What students think about Anglia Ruskin University ARU

    Yang Qinlin, studying the MA Illustration and Book Arts

    Testimonial from Yang Qinlin, studying the MA Illustration and Book Arts, student at Anglia Ruskin University ARU

    "The UK has a long and distinguished history of art and design. At the same time, it has a lot of modern and avant-garde academic and industry knowledge and experience. This deeply attracted me to study in the UK and apply to the MA Illustration and Book Arts course at the Cambridge School of Art with its 160-year history. It is a very forward-looking subject, combining new technologies, traditional skills and art theories.

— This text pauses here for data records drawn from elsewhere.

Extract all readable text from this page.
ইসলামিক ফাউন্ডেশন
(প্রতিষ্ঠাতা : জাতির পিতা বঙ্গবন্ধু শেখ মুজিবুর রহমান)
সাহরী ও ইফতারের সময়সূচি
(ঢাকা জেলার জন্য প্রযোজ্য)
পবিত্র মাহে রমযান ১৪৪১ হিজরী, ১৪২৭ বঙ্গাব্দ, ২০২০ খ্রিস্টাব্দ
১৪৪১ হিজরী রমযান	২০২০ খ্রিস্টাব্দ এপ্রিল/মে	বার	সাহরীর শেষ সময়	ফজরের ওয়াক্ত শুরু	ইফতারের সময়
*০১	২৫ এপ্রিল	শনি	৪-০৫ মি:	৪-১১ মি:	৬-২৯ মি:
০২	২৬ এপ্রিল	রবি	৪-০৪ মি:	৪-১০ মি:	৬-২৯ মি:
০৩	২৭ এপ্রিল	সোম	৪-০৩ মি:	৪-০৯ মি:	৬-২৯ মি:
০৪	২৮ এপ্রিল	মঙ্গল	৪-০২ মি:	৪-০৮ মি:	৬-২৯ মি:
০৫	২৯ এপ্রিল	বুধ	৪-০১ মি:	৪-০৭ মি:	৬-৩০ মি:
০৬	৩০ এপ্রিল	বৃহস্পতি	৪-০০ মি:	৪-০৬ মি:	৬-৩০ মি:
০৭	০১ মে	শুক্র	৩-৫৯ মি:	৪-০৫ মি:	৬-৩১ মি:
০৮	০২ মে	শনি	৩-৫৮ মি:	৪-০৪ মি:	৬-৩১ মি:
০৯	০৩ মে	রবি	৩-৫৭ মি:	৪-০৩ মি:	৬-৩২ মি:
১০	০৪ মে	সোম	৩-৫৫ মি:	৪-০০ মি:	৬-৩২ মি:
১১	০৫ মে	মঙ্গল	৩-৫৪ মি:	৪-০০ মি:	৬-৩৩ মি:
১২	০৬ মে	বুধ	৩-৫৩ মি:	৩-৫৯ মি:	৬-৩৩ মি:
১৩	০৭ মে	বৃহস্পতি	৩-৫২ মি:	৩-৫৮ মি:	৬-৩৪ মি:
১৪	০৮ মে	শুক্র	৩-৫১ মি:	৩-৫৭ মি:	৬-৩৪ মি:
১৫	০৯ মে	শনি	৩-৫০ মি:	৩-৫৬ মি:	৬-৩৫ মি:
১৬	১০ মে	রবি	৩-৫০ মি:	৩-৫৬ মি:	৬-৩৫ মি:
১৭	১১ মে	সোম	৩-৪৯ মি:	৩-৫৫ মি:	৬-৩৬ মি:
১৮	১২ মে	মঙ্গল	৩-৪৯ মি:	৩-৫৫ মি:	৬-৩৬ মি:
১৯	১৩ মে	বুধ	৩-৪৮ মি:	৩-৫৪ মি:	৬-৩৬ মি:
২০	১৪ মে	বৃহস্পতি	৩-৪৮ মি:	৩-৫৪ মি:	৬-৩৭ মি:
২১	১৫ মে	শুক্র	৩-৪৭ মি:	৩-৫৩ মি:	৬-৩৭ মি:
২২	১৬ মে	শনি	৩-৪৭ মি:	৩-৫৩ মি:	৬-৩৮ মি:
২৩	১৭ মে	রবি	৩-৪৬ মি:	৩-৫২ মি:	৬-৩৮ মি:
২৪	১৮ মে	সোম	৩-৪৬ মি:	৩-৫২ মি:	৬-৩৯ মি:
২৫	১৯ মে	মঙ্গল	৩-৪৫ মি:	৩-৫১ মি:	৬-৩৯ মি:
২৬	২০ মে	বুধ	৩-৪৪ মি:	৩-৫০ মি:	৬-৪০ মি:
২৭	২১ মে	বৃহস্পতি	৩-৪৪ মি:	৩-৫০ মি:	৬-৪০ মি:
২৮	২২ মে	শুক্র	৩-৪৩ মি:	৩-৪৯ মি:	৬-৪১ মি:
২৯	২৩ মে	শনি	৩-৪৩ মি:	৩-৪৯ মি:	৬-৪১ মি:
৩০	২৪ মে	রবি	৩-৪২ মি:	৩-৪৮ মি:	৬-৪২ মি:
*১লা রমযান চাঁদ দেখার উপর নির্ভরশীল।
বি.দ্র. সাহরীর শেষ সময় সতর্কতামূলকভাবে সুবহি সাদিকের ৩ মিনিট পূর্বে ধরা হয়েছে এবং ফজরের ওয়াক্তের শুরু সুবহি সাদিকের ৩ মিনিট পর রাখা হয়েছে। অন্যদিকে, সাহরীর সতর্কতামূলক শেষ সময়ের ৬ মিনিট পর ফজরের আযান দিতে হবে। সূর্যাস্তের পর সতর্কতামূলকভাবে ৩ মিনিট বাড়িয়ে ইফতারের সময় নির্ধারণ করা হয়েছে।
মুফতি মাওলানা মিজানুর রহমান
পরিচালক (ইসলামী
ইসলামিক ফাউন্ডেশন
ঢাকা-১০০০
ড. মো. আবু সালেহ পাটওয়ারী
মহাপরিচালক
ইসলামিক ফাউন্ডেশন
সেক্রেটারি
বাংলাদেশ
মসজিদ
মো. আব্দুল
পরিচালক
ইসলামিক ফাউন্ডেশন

    I hope to improve my creative thinking, illustration skills and understanding of book art through the course. I would like to interpret traditional culture and show the world we live in by applying creativity and new techniques.

    I started the autumm trimester online due to the travel situation and am going to Cambridge in January. The MA course is very interesting but challenging at the same time. There are both theoretical and practical modules, such as Sequence and Series. I have to do a lot of academic reading with new academic terms.

    My tutors are very helpful and encouraging. After a few weeks of study, I can clearly see my own progress and achievements, in academic English reading as well as the understanding of theoretical concepts. I have tried to read extensively, including journal articles and art books."

    Alessia, studying the BSc (Hons) Business and Human Resource Management

    Testimonial from Alessia, studying the BSc (Hons) Business and Human Resource Management, student at Anglia Ruskin University ARU

    "I joined ARU two and half years ago and I made it my mission to get involved in everything I could.

    In the very first few months of university, I took part in ARU’s intern programme, working in the Faculty of Business and Law, which gave me the chance to develop my skills, get mentoring and grow both personally and professionally.

    Because ARU is such a vibrant environment, it was easy to get involved with more and I soon became a Student Ambassador, working during Open Days. Working closely with ARU’s staff made me feel so supported and encouraged that I even found the courage to challenge myself and deliver student life talks for the university and co-deliver welcome talks with faculty staff.

    I was also a course rep, which has now led me to represent the whole faculty. This is excellent for my CV as well making sure our students' voices are heard.

    All of these opportunities have built up and helped me believe in myself, in my abilities and, most importantly, boost my confidence. Of course, they are excellent for professional progression and my CV, too."

    Deividas, studying the BSc (Hons) Public Health

    Testimonial from Deividas, studying the BSc (Hons) Public Health, student at Anglia Ruskin University ARU

    Moving to a foreign country for me was extremely challenging, but right now, I am proud of my decision. I am from Lithuania, and my trip started from there. It was not easy to say goodbye to my family, friends and hobbies, but it was a new beginning in my life.

    The first day at university was scary, but at the same time, exciting. I didn't know anyone, and I was not very confident about my English level. Freshers’ Week helped me to meet new people, understand what I should expect from life in the UK and find new activities which I would do for the entire year. Day by day I started to make more connections and friends who became a part of my life at ARU.

    I spent the first month adapting to my new beginning. I had to buy lots of stuff for my room and kitchen. Moreover, I started to explore the city which would be my home for three years. Also, I met my tutors for the first time, and I started to get acquainted with the UK study system. At the beginning, for me, understanding the British accent was most challenging. I started to worry: could I do this? I was shy to ask or to say anything during class, even when I knew the right answer.

    After a few weeks, things started to get better. I started to understand my tutor better and get involved in the class. Finally, I had to comprehend that it was my new life and it was set to be a unique and unforgettable experience.